Indian Prime Minister Narendra Modi is at his best on the world stage — and the visit to New Delhi of his Italian opposite number, Paolo Gentiloni — the first by an Italian leader in a decade — has been a welcome chance to shine at home.
In this case, the event has been more than a friendship exercise. Relations between the countries were strained by an incident off the Kerala coast five years ago in which two marines on board the oil tanker, Enrica Lexie, were arrested for killing two Indian fishermen.
Following the shooting the Indian coastguard chased down the vessel and the marines were taken into custody.
At a time when piracy and ship hijackings were prevalent, it was claimed the two men, Latorre Massimiliano and Salvatore Girone, had mistaken the fishermen’s vessel for a terrorist boat.

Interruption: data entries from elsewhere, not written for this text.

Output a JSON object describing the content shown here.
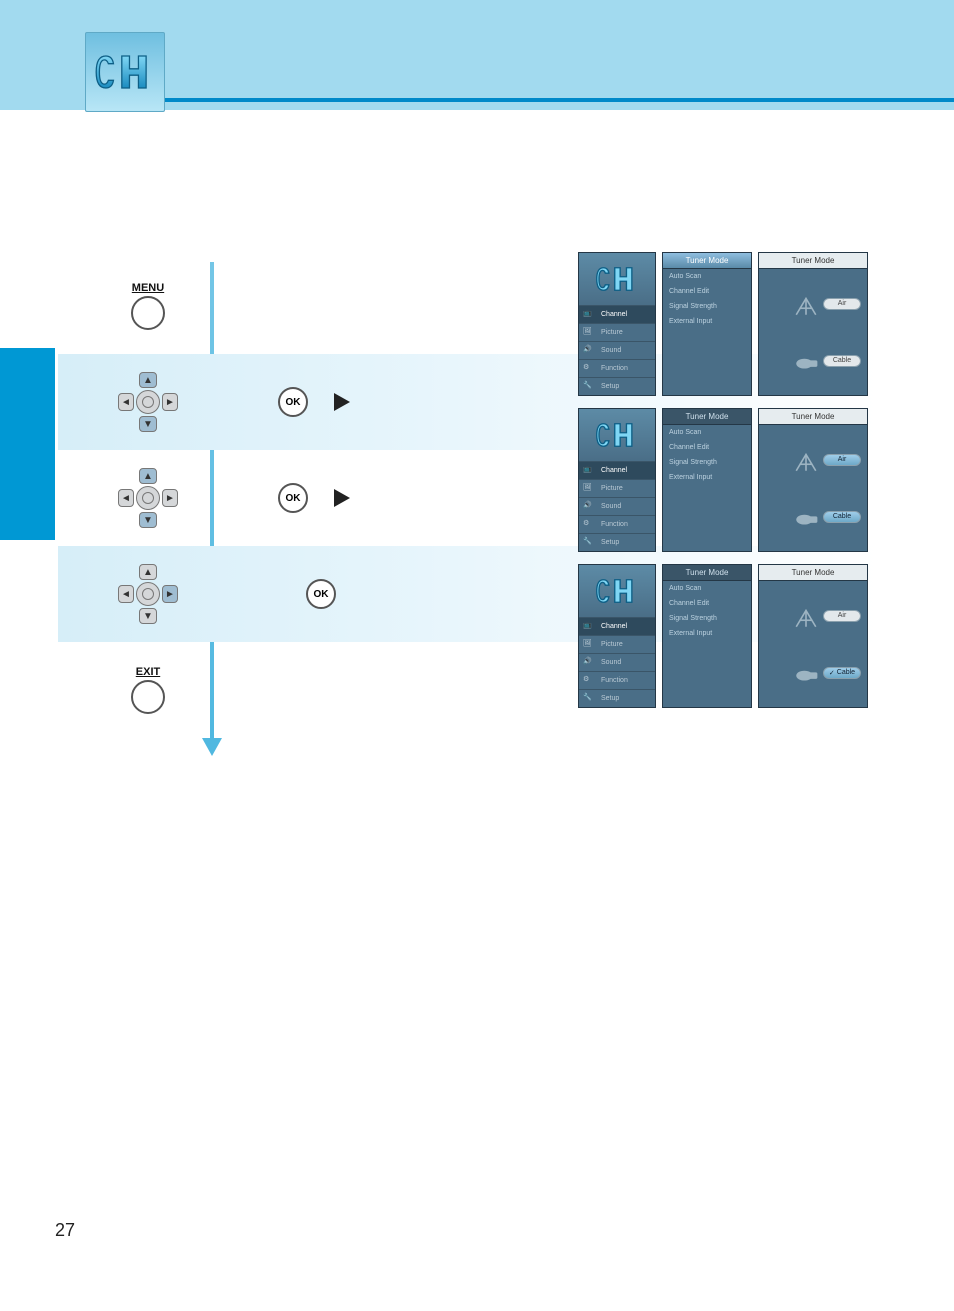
{
  "page_number": "27",
  "header": {
    "logo_text": "CH"
  },
  "remote": {
    "menu_label": "MENU",
    "exit_label": "EXIT",
    "ok_label": "OK"
  },
  "osd": {
    "nav_tabs": [
      {
        "label": "Channel"
      },
      {
        "label": "Picture"
      },
      {
        "label": "Sound"
      },
      {
        "label": "Function"
      },
      {
        "label": "Setup"
      }
    ],
    "list_header": "Tuner Mode",
    "list_items": [
      "Auto Scan",
      "Channel Edit",
      "Signal Strength",
      "External Input"
    ],
    "detail_header": "Tuner Mode",
    "option_air": "Air",
    "option_cable": "Cable"
  }
}
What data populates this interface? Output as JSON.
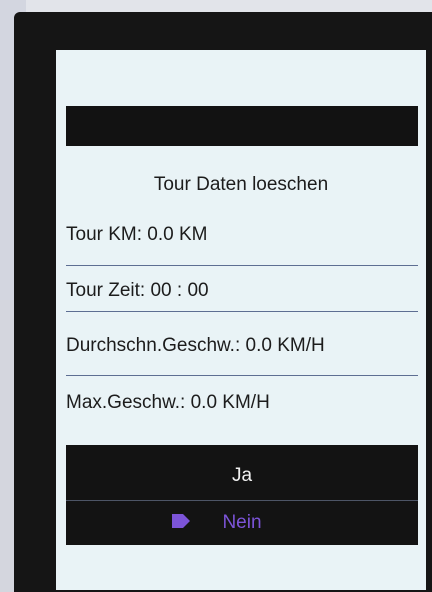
{
  "screen": {
    "title": "Tour Daten loeschen",
    "rows": [
      {
        "label": "Tour KM: 0.0 KM"
      },
      {
        "label": "Tour Zeit: 00 : 00"
      },
      {
        "label": "Durchschn.Geschw.: 0.0 KM/H"
      },
      {
        "label": "Max.Geschw.: 0.0 KM/H"
      }
    ],
    "menu": {
      "yes_label": "Ja",
      "no_label": "Nein",
      "selected": "Nein",
      "cursor_icon": "selection-pointer-icon"
    }
  },
  "colors": {
    "screen_background": "#e9f3f6",
    "bar_background": "#121212",
    "selected_text": "#7c54d8",
    "menu_text": "#f2f2f2",
    "separator": "#5d6e92"
  }
}
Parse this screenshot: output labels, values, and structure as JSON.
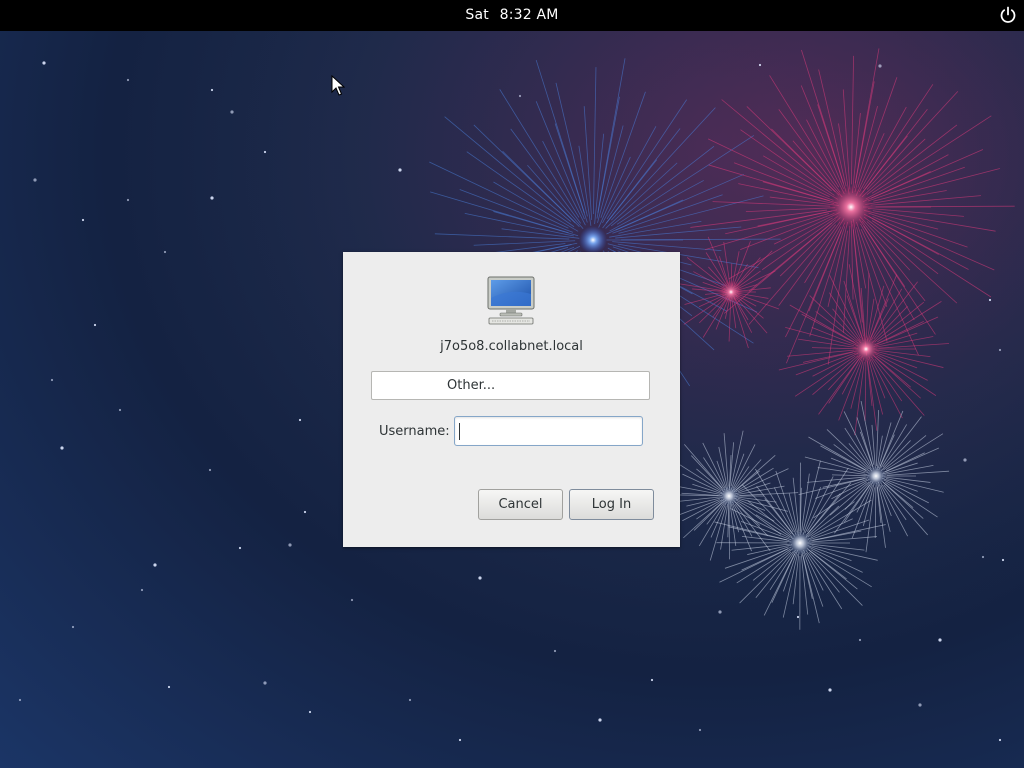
{
  "topbar": {
    "day": "Sat",
    "time": "8:32 AM",
    "power_icon": "power-icon"
  },
  "login_dialog": {
    "host_icon": "computer-icon",
    "hostname": "j7o5o8.collabnet.local",
    "other_label": "Other...",
    "username_label": "Username:",
    "username_value": "",
    "cancel_label": "Cancel",
    "login_label": "Log In"
  },
  "wallpaper": {
    "theme": "fireworks",
    "colors": {
      "background": "#1d2a4a",
      "blue_burst": "#4a7fdc",
      "pink_burst": "#e23a7c",
      "white_burst": "#cfd8ea"
    }
  },
  "pointer": {
    "icon": "mouse-pointer-icon"
  }
}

The situation was complicated by the Italian claim that as the incident occurred on the high seas, the marines could be judged only by the International Tribunal for the Law of the Sea and that as the marines were on official duty they held diplomatic immunity.
India disputes both positions but after a protracted wrangle allowed the men to return to Italy pending a ruling from the Court of Arbitration at The Hague which both countries are still awaiting.

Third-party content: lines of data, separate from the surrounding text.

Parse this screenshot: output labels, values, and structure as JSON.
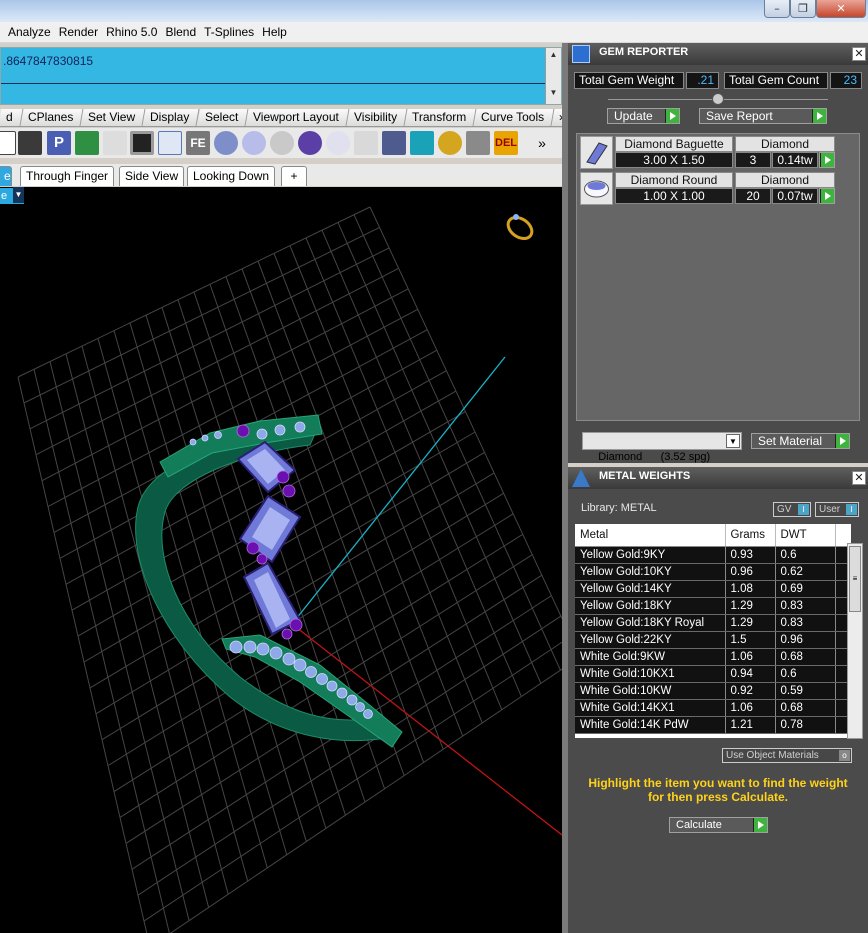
{
  "menu": [
    "Analyze",
    "Render",
    "Rhino 5.0",
    "Blend",
    "T-Splines",
    "Help"
  ],
  "command_output": ".8647847830815",
  "toolbar_tabs": [
    "d",
    "CPlanes",
    "Set View",
    "Display",
    "Select",
    "Viewport Layout",
    "Visibility",
    "Transform",
    "Curve Tools",
    "»"
  ],
  "viewport_tabs": [
    "e",
    "Through Finger",
    "Side View",
    "Looking Down",
    "+"
  ],
  "viewport_label": "e",
  "gem_reporter": {
    "title": "GEM REPORTER",
    "total_weight_label": "Total Gem Weight",
    "total_weight_value": ".21",
    "total_count_label": "Total Gem Count",
    "total_count_value": "23",
    "update_label": "Update",
    "save_report_label": "Save Report",
    "gems": [
      {
        "name": "Diamond Baguette",
        "material": "Diamond",
        "size": "3.00 X 1.50",
        "count": "3",
        "weight": "0.14tw"
      },
      {
        "name": "Diamond Round",
        "material": "Diamond",
        "size": "1.00 X 1.00",
        "count": "20",
        "weight": "0.07tw"
      }
    ],
    "material_select": "Diamond      (3.52 spg)",
    "set_material_label": "Set Material"
  },
  "metal_weights": {
    "title": "METAL WEIGHTS",
    "library_label": "Library: METAL",
    "gv_label": "GV",
    "user_label": "User",
    "headers": [
      "Metal",
      "Grams",
      "DWT"
    ],
    "rows": [
      [
        "Yellow Gold:9KY",
        "0.93",
        "0.6"
      ],
      [
        "Yellow Gold:10KY",
        "0.96",
        "0.62"
      ],
      [
        "Yellow Gold:14KY",
        "1.08",
        "0.69"
      ],
      [
        "Yellow Gold:18KY",
        "1.29",
        "0.83"
      ],
      [
        "Yellow Gold:18KY Royal",
        "1.29",
        "0.83"
      ],
      [
        "Yellow Gold:22KY",
        "1.5",
        "0.96"
      ],
      [
        "White Gold:9KW",
        "1.06",
        "0.68"
      ],
      [
        "White Gold:10KX1",
        "0.94",
        "0.6"
      ],
      [
        "White Gold:10KW",
        "0.92",
        "0.59"
      ],
      [
        "White Gold:14KX1",
        "1.06",
        "0.68"
      ],
      [
        "White Gold:14K PdW",
        "1.21",
        "0.78"
      ]
    ],
    "use_object_materials_label": "Use Object Materials",
    "instruction": "Highlight the item you want to find the weight for then press Calculate.",
    "calculate_label": "Calculate"
  }
}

However, that was then and this is now, and both leaders have good reasons to put the past behind them, at least for this visit. Italy is India’s fifth largest trading partner in the European Union with bilateral trade totalling in excess of $US8.5 billion.
In addition more than 600 Italian companies have a presence in India, while Italy’s Indian community totals about 180,000, the third largest behind that of the United Kingdom and the Netherlands.
Both countries believe these ties can be strengthened to their mutual benefit and during the visit a number of agreements have been signed on a range of issues including railways, security, energy and investment.
As one senior Indian official said, there is a realisation that past differences had resulted in missed opportunities.
“The relationship should not be held hostage…there is a strong desire on the part of the Government that while [the issue of the marines] needs to be resolved, it can be dealt with separately,” the official said.